Ingredients:
- 1.5 lbs chicken breast tenders
- 0.5 cup all-purpose flour
- 1 tsp garlic powder
- 0.5 tsp smoked paprika
- 0.5 tsp sea salt
- 2 large eggs
- 1 tbsp Dijon mustard
- 1 cup panko breadcrumbs
- 0.5 cup finely grated Parmesan cheese
- 1 tsp dried parsley
- 0.25 tsp cracked black pepper
- 2 sprays non-aerosol cooking oil
Instructions:
- Prep the chicken. Pat the 1.5 lbs of tenders completely dry with paper towels.
- Set up the stations. In bowl one, mix 0.5 cup flour, garlic powder, paprika, and salt. In bowl two, whisk 2 eggs with 1 tbsp Dijon mustard. In bowl three, combine 1 cup panko, 0.5 cup parmesan, parsley, and pepper.
- Dredge in flour. Toss each tender in the flour until fully matte and dusty. Shake off every bit of excess.
- Dip in egg. Submerge the floured chicken in the egg mixture until no dry spots remain. Let the excess drip off for a second.
- Coat in panko. Press the chicken firmly into the panko parmesan mix. Note: Really push the crumbs into the meat with your palms to ensure a thick, even layer.
- Preheat the air fryer. Set your machine to 200°C for 3 minutes.
- Arrange the basket.

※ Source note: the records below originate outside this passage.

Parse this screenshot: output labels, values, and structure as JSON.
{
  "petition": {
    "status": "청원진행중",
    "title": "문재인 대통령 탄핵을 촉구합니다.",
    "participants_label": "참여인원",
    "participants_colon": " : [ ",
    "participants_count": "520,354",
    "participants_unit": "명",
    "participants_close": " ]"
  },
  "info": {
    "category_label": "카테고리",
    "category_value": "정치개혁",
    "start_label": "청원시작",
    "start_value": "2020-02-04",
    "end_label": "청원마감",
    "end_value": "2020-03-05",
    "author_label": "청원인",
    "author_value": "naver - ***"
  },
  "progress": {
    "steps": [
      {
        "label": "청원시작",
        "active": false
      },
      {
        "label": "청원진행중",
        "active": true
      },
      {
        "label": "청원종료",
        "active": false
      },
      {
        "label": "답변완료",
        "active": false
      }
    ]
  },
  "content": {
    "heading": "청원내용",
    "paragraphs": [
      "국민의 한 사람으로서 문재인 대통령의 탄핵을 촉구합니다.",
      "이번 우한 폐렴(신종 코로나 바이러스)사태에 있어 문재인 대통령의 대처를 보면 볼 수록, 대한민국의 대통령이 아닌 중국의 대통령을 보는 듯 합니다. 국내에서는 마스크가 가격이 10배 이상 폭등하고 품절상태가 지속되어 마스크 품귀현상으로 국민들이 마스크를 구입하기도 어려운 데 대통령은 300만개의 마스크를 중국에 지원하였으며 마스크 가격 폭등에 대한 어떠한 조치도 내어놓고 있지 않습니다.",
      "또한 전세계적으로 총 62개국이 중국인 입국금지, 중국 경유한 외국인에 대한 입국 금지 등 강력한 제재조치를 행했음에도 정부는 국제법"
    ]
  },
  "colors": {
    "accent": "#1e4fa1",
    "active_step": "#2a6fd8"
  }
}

Place tenders in a single layer, leaving at least 1 cm of space between them.
- Spray and cook. Lightly mist the tops with oil. Air fry at 200°C for 5 minutes until the tops are starting to bronze.
- Flip and finish. Carefully flip the tenders, spray the other side, and cook for another 5 minutes until golden and crackling.
- Rest. Move the chicken to a wire rack for 2 minutes before serving.